Continuing my discussion this week about the HPV vaccine Gardasil, I’d like to address side effects. At this point in the United States, there have been over 46 million doses of HPV vaccine administered (the vast majority Gardasil), which implies over 15 million people (since a series includes three shots.) Unfortunately, when you start involving a population this large, within that group there will be uncommon diseases that occur in the general population. For example, a disease that occurs in only one out of 500,000 will have 30 cases in this group. Sorting out which of these rare occurrences are random and which are linked to a cause such as a vaccine can be challenging.
We have multiple organizations that closely follow adverse reactions to vaccines. The VAERS (Vaccine Adverse Event Reporting System) accepts reports from anyone- patients, family members, clinicians, etc. The Vaccine Safety Datalink coordinates the CDC- Center for Disease Control and Prevention- with managed care systems through electronic medical records. The Clinical Immunization Safety Assessment (CISA) network hooks up the CDC with our academic medical centers.

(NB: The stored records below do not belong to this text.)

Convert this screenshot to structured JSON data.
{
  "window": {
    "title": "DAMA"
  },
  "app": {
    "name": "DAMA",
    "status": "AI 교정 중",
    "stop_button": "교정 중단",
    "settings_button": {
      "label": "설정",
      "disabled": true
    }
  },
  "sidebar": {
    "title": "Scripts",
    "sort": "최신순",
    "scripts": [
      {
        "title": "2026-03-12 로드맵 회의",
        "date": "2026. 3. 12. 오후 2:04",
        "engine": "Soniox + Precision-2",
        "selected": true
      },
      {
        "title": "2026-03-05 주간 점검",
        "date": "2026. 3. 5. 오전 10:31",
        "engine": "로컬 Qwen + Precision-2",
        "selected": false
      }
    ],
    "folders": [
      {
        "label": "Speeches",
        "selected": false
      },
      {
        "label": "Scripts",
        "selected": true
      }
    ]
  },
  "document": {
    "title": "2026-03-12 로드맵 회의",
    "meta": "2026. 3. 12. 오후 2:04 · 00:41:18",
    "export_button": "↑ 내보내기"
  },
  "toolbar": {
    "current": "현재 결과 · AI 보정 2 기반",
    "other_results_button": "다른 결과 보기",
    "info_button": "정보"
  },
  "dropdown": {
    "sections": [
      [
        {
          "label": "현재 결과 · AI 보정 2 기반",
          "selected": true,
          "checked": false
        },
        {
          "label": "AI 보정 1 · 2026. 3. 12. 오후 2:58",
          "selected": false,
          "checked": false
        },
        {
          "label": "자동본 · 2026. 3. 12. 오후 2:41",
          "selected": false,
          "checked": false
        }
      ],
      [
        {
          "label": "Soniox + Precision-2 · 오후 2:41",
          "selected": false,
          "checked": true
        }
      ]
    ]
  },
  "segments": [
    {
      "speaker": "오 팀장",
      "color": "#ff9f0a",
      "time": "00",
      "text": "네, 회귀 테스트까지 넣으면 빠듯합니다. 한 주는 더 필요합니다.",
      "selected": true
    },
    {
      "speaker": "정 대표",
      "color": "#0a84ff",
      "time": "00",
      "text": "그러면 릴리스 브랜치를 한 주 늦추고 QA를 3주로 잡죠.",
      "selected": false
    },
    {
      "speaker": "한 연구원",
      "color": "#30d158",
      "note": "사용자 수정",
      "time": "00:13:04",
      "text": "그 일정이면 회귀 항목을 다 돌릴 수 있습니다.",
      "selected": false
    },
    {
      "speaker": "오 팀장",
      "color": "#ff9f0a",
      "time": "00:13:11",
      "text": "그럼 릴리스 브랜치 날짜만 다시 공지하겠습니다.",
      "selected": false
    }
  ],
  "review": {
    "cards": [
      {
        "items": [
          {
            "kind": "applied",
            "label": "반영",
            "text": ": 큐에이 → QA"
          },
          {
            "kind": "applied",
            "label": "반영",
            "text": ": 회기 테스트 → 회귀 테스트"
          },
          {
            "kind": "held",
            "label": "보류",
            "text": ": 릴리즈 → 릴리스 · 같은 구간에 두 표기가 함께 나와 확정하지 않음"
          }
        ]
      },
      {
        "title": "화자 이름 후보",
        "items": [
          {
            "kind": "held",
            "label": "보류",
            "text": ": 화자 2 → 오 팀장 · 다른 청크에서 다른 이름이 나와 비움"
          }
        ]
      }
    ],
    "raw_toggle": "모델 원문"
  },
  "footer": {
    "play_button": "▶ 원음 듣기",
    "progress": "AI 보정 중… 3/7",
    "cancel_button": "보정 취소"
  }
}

All of these organizations collect and analyze adverse reactions to vaccines, from minor issues like transient pain, redness, swelling or headache, to fainting, blood clots and even death. What have they discovered from Gardasil?
Let’s address what was not found first. Although there have been over forty deaths reported, there is no common pattern in these tragic events to link the cause to this vaccine. Some causes of death included diabetes, illicit drug use, heart failure and viral infections (not HPV).
There is an increased incidence of serious blood clots in this group, but only 10% did not have other obvious identifiable risk factors for clotting (such as obesity, smoking, or oral contraceptive use.)
FAINTING (medical term, syncope) IS a real possible side effect of this drug. The numbers are not staggering, but they are significant. Although fainting after vaccination is reported in significantly less than 1% of Gardasil recipients, Gardasil is the most frequently reported vaccine to cause fainting (as a single vaccine), accounting for over half of vaccine-related fainting episodes reported. The good news is that half of the fainting episodes occur within 5 minutes of receiving the shot, and 80% occur within 15 minutes.
BOTTOM LINE: Make sure to wait the full recommended 15 minutes after injection to minimize the risk of fainting, but be assured that Gardasil is a safe vaccine.